Secret Origins (#10, 1987) – Various

3 out of 5

Conceptually cool, but this Phantom Stranger-focused issue of Secret Origins – which posits four potential origins for a rather purposefully vague character – is never quite as interesting as its concept, or as its enigmatically mysterious lead can be.  If I had more attachment to the character, it’s possible my opinion would change (this fansite has some nice history on the issue, and is quite positive on it), but just knowing of the dude from his random drop-in appearances – faceless, magic-possessing, ominous – the tales told here are interesting, but also a little clunky and forced.

The best is Mike W. Barr’s and Jim Aparo’s entry, which links the tale of the Wandering Jew – the myth of a man who taunted Jesus and is then cursed with immortality – to the Stranger, giving it some interesting context along the way (although I’m not sure if that’s uniquely Barr’s context or something that was adapted).  I’m not too keen on the overly religious framing of the story, but given its origins, perhaps it can’t be avoided.

Next up is Paul Levitz’s and Jose Luis Garcia Lopez’s take, which uses a lot of biblical names and references to god and sort of spins on Soddom and Gommorah to give us a holy man who refuses to take god’s mercy over equal treatment for everyone, and so is, again, cursed with immortality.  Levitz’s prose is way too open-ended – it’s hardly clear what he’s talking about sometimes – though Lopez’s artwork has a nice, classical illustration sense to it that works with the tone.  However, given the setting of Barr’s entry, and the religious ties, this one almost felt like a retread.  If we’re going to do four different origins, they should be distinct.

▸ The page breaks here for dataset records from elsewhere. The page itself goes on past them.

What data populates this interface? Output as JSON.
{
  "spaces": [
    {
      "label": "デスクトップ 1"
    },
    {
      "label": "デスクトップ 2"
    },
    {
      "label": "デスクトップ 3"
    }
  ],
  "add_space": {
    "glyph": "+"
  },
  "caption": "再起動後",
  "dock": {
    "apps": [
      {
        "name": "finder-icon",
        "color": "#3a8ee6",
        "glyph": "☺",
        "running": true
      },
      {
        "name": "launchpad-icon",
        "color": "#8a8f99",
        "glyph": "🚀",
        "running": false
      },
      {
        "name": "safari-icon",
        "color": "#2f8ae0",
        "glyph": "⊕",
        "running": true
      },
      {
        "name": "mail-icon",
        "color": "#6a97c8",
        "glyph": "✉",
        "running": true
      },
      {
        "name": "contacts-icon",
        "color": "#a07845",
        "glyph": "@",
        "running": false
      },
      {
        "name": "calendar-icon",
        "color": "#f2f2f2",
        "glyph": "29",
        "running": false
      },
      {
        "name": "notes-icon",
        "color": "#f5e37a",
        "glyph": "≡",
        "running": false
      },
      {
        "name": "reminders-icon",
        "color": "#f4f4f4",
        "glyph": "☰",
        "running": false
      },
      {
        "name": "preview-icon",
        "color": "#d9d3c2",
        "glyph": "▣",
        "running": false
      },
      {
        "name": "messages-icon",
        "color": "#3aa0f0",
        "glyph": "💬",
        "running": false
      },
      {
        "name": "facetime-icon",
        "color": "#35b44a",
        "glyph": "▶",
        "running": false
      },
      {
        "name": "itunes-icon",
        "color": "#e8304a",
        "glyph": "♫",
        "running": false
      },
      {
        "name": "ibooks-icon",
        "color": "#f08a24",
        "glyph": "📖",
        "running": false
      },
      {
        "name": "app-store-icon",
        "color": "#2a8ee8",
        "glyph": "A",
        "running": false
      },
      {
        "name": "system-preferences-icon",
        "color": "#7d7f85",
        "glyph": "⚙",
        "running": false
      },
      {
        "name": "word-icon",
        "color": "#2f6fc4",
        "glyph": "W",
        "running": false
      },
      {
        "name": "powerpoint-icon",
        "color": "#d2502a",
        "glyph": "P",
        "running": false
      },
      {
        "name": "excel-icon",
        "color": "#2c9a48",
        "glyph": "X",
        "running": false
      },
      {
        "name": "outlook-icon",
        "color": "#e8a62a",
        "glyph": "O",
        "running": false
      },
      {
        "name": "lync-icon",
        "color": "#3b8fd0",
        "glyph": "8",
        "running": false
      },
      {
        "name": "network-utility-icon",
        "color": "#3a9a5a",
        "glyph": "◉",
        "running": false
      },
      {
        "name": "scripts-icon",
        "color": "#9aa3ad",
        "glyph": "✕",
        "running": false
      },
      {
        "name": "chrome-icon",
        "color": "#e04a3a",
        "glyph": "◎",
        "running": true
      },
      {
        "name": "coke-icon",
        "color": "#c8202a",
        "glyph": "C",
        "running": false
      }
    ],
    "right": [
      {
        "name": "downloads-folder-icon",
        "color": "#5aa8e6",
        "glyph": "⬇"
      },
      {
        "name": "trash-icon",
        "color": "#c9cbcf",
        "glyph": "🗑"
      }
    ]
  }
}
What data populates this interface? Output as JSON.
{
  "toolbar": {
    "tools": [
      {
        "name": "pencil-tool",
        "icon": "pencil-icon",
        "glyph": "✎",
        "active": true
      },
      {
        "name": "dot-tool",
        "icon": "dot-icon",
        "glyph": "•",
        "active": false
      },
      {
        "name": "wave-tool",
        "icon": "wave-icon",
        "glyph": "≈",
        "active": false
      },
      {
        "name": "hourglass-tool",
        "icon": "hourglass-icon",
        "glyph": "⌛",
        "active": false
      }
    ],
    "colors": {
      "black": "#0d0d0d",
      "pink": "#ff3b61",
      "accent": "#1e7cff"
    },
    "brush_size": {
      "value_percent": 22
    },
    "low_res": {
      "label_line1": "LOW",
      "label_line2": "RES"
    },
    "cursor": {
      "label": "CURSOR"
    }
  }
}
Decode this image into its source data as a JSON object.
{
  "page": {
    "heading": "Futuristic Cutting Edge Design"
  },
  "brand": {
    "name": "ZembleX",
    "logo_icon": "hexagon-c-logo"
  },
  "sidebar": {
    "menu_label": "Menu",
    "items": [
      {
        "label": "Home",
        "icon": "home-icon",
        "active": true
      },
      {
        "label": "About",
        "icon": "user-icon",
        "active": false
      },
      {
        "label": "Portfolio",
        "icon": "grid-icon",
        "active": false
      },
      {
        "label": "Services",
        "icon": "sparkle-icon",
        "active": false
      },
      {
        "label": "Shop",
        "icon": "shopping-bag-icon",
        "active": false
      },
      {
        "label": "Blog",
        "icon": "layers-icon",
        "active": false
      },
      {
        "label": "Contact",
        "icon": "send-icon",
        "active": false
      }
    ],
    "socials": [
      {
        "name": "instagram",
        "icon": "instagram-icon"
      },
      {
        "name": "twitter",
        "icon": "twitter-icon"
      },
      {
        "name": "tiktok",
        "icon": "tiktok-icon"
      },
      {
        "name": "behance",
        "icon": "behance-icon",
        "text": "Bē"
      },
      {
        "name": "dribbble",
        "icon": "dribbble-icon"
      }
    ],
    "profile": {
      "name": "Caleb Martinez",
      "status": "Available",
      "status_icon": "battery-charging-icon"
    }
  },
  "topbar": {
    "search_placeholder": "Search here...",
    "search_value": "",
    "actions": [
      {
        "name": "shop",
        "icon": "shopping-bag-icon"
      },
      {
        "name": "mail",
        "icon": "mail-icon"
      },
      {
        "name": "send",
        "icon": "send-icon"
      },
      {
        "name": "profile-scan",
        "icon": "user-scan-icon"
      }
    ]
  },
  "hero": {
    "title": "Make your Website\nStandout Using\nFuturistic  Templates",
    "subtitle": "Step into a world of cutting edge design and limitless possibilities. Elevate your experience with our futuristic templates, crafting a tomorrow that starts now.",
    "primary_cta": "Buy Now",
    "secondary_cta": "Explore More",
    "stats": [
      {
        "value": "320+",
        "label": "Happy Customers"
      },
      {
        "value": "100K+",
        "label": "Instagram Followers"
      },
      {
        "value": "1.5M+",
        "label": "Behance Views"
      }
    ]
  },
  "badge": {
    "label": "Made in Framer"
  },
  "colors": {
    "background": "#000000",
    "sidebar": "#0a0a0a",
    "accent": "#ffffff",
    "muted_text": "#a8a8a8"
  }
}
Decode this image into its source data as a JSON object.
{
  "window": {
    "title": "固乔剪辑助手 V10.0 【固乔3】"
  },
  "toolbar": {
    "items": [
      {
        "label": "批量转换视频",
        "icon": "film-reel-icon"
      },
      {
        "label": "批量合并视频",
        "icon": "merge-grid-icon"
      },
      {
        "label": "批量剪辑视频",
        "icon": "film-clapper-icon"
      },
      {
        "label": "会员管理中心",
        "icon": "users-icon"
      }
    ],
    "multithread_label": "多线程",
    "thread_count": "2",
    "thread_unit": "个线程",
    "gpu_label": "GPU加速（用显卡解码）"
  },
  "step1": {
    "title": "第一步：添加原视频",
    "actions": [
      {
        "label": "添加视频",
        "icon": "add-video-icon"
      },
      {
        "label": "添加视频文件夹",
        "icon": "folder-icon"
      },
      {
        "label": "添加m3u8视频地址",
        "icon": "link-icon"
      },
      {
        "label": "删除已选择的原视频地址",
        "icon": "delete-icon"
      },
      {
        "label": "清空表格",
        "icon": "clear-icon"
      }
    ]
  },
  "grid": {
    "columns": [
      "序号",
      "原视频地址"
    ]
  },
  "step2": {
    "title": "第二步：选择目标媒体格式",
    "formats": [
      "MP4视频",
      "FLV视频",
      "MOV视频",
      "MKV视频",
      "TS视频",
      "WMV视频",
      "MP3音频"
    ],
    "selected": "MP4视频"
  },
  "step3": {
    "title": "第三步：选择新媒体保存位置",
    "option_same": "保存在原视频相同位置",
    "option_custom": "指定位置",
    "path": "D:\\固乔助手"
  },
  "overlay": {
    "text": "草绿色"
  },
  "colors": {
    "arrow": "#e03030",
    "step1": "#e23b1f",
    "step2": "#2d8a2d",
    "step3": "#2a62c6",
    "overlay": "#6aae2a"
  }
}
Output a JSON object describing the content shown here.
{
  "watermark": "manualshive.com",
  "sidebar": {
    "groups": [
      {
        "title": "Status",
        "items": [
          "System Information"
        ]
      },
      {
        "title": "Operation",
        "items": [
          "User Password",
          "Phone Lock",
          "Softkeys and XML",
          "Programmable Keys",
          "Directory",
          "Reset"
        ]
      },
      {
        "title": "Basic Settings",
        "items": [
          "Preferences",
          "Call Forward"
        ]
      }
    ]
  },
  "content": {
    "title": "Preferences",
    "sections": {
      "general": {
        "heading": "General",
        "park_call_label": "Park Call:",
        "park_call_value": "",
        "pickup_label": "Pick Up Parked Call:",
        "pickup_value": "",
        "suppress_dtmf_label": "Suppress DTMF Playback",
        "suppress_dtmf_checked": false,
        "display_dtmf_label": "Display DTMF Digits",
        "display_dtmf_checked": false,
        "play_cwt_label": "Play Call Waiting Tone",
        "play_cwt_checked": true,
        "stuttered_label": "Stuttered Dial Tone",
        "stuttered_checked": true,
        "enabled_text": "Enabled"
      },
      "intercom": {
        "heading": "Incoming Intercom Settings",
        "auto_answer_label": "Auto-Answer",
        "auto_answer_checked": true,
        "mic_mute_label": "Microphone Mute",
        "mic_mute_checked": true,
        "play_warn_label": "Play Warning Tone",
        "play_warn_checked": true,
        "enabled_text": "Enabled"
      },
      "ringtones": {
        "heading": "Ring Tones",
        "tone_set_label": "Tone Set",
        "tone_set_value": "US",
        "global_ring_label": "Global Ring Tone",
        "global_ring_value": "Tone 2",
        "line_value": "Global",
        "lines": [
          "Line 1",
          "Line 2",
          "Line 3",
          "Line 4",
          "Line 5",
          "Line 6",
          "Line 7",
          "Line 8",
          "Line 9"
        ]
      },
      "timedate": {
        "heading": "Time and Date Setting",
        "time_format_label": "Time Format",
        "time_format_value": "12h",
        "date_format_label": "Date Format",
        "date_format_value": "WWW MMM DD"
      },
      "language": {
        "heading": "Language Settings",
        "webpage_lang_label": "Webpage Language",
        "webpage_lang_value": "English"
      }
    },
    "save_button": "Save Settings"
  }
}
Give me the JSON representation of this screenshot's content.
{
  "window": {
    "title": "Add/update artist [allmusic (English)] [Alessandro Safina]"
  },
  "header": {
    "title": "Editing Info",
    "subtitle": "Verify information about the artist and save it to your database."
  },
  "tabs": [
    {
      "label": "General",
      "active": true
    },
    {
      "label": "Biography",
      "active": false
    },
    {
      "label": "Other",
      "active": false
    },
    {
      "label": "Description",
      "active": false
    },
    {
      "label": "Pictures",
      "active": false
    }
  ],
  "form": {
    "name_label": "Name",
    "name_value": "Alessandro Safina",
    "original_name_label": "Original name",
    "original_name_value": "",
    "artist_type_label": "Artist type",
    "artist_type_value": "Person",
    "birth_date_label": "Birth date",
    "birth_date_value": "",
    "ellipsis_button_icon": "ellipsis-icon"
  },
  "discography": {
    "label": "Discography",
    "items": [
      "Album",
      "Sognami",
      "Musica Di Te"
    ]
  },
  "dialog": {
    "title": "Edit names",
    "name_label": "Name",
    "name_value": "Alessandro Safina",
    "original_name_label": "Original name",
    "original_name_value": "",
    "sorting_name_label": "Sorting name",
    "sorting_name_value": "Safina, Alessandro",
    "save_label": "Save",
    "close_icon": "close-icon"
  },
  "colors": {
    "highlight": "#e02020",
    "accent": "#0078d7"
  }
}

Such as Dan Mishkin’s, Ernie Colon’s, and Pablo Marcos’ entry, which jumps to the future, where people are fiddling with time in order to fix the world’s problems, but just end up basically starting things over again… whilst also loosing a passenger into the time stream who will likely be a time-stuck Stranger, forevermore.  I like the idea – time loops are always fun – but the narrative doesn’t sell the state of the current world or the people trying to save it, meaning we’re just sort of trailing along behind exposition until the pieces are there to set up the time loop.  I also think the jump in time between this and the previous stories is jarring; doing these in “sequential” order might’ve helped.

Alan Moore and Joe Orlando close things out by juxtaposing the experience of a gang member with The Stranger’s memories of a rivalry between angels.  Apparently this tied in to some work Alan had been doing elsewhere (or would do); it’s lacking in the fluidity of his usual prose, though, and feels more like an Alan Moore assignment – the structure feels overly clever – than something he was flooded with the desire to write.  Orlando’s artwork is wonderfully moody, though, giving the book’s bookends the best looking shorts.